Texte intégral
RÉPUBLIQUE FRANÇAISE
AU NOM DU PEUPLE FRANÇAIS
COUR D'APPEL DE PARIS
L. 340-1 et suivants du Code de l'entrée et du séjour
des étrangers et du droit d'asile
ORDONNANCE DU 23 JUILLET 2024
(1 pages)
Numéro d'inscription au répertoire général et de décision : Q N° RG 24/03309 - N° Portalis 35L7-V-B7I-CJYJG
Décision déférée : ordonnance rendue le 21 juillet 2024, à 18h00, par le juge des libertés et de la détention du tribunal judiciaire de Bobigny
Nous, Dorothée Dibie, conseillère à la cour d'appel de Paris, agissant par délégation du premier président de cette cour, assistée de Florence Gregori, greffier aux débats et au prononcé de l'ordonnance
APPELANT
LE MINISTRE DE L'INTÉRIEUR REPRÉSENTÉ PAR LE PRÉFET DE POLICE
représenté par Me Alexandre MARINELLI, du cabinet Adam-Caumeil, avocat au barreau de Paris
INTIMÉ
M. [I] [J]
né le 28 janvier 1985 à [Localité 2], de nationalité irannien
Libre, non comparant, non représenté, convoqué en zone d'attente à l'aéroport de [1], dernier domicile connu
MINISTÈRE PUBLIC, avisé de la date et de l'heure de l'audience
ORDONNANCE :
- réputée contradictoire
- prononcée en audience publique
- Vu les décisions de refus d'admission sur le territoire français et de maintien en zone d'attente, prises à l'égard de l'intéressé et notifiées successivement ;
-Vu l'ordonnance du juge des libertés et de la détention du tribunal judiciaire de Bobigny du 21 juillet 2024 à 18h00, disant n'y avoir lieu de prolonger le maintien de M. [I] [J] en zone d'attente à l'aéroport de [1] et par suite à examiner les moyens d'irrégularité soulevés ;
- Vu l'appel motivé interjeté le 22 juillet 2024, à 10h20, par le conseil du préfet de police ;
- Après avoir entendu les observations du conseil du préfet de police tendant à l'infirmation de l'ordonnance ;
SUR QUOI,
C'est à tort que le premier a rejeté la requête préfectorale dès lors qu'il résulte des articles L 342-5 et L 342-1 du ceseda que 'le maintien en zone d'attente au-delà de quatre jours à compter de la décision initiale peut être autorisé, par le juge des libertés et de la détention statuant sur l'exercice effectif des droits reconnus à l'étranger, pour une durée qui ne peut être supérieure à huit jours' et que ' l'existence de garanties de représentation de l'étranger n'est pas à elle seule susceptible de justifier le refus de prolongation de son maintien en zone d'attente'.

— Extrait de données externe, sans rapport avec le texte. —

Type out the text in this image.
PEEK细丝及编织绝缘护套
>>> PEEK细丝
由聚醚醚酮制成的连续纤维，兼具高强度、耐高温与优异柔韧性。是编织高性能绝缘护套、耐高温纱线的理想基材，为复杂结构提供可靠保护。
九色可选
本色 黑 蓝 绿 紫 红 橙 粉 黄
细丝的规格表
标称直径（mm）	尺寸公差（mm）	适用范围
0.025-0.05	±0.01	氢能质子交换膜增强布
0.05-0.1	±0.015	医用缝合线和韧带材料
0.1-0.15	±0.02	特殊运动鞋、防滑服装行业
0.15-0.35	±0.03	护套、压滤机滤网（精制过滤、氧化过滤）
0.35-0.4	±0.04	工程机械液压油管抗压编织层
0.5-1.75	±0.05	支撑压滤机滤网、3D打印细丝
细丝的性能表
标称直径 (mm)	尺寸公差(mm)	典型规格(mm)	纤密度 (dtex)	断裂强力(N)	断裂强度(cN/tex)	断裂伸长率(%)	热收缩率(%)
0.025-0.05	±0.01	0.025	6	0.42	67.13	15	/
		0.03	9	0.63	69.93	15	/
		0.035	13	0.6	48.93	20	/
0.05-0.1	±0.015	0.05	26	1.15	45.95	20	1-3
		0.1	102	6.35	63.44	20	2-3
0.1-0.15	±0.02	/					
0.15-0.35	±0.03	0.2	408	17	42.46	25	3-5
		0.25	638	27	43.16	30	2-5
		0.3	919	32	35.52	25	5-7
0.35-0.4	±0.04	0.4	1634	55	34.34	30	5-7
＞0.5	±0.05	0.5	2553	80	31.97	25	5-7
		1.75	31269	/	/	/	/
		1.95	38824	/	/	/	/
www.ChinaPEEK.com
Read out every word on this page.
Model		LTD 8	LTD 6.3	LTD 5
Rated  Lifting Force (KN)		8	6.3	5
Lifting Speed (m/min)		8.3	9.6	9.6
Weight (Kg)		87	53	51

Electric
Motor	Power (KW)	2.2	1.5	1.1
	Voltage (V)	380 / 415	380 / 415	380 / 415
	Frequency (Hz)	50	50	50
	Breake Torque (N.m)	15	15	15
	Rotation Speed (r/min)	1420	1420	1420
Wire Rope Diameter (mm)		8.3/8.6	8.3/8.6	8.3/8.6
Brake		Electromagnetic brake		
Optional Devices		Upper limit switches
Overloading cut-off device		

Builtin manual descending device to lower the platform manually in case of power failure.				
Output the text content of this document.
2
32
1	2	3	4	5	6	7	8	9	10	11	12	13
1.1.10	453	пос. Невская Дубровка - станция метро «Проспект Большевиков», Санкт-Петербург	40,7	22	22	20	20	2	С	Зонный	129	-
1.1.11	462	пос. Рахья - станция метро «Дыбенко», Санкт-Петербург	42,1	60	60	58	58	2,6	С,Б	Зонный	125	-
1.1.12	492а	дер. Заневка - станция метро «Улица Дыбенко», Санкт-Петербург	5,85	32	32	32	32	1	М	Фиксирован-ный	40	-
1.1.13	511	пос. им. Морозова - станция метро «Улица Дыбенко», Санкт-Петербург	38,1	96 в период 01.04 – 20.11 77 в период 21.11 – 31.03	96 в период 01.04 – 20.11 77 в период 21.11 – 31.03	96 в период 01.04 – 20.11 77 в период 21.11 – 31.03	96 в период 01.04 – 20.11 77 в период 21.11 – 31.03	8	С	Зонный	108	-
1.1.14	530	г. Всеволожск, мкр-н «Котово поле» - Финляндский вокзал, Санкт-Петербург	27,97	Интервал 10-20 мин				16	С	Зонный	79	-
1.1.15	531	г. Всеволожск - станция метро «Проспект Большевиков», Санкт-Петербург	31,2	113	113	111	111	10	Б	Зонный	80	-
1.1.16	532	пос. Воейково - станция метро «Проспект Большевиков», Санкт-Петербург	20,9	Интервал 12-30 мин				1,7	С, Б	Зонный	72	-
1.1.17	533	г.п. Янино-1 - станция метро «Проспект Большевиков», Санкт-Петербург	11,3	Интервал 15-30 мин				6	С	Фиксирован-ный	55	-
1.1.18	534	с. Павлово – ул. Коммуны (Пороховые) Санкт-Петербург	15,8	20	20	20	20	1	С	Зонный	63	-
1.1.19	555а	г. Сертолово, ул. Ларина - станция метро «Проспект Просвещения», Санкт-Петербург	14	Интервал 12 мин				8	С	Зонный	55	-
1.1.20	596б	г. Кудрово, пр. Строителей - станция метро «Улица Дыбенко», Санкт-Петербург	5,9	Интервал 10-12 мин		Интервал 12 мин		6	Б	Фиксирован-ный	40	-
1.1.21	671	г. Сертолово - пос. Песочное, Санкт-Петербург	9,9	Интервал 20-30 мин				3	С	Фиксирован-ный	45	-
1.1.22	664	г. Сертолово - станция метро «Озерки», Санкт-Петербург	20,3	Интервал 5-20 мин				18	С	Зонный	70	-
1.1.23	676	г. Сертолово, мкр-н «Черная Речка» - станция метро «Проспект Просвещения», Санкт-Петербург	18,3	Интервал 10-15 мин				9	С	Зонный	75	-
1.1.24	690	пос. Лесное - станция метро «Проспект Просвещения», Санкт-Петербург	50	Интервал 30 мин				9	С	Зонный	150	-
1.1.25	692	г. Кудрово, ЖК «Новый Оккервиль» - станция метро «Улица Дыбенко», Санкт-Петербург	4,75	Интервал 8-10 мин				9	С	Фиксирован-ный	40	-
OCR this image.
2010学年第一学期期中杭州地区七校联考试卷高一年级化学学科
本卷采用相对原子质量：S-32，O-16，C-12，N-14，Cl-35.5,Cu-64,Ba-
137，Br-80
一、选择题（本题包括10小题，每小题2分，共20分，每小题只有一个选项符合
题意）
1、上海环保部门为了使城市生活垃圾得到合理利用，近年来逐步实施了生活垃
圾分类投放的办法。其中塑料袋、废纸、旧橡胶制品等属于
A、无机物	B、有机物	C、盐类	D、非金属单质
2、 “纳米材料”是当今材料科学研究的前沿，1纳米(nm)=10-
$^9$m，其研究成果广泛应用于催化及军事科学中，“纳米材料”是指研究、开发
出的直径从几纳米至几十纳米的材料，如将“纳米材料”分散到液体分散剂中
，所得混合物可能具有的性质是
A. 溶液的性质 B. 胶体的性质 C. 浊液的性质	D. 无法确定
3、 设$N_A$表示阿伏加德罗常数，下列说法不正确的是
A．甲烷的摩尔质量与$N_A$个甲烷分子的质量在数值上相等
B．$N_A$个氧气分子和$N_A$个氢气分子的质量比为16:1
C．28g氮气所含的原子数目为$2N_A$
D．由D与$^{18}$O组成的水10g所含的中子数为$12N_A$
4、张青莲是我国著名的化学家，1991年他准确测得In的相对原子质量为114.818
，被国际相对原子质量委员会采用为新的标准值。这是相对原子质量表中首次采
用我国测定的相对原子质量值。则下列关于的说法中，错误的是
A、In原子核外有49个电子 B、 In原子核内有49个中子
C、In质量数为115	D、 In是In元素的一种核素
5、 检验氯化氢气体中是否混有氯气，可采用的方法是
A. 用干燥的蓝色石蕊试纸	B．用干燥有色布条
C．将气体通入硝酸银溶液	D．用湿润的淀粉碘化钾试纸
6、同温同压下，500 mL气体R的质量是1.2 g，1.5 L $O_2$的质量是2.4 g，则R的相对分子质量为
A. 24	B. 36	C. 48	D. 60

En l'absence de moyen, tiré d'un défaut d'exercice effectif des droits, accueilli en première instance, le premier juge ne pouvait donc mettre fin à la mesure, ni examiner, comme il l'a fait, les documents présentés au contrôle ou régularisés dès lors que ledit examen revient à apprécier les éléments retenus dans la décision de refus d'entrée dont le contentieux lui échappe ; qu'il convient en conséquence d'infirmer l'ordonnance.
PAR CES MOTIFS
INFIRME l'ordonnance et prolonge le maintien en zone d'attente,
ORDONNONS la remise immédiate au procureur général d'une expédition de la présente ordonnance.
Fait à Paris, le 23 juillet 2024 à
LE GREFFIER, LE PRÉSIDENT,
REÇU NOTIFICATION DE L'ORDONNANCE ET DE L'EXERCICE DES VOIES DE RECOURS :
Pour information :
L'ordonnance n'est pas susceptible d'opposition.
Le pourvoi en cassation est ouvert à l'étranger, à l'autorité administrative qui a prononcé le maintien en zone d'attente ou la rétention et au ministère public.
Le délai de pourvoi en cassation est de deux mois à compter de la notification.
Le pourvoi est formé par déclaration écrite remise au secrétariat greffe de la Cour de cassation par l'avocat au Conseil d'Etat et à la Cour de cassation constitué par le demandeur.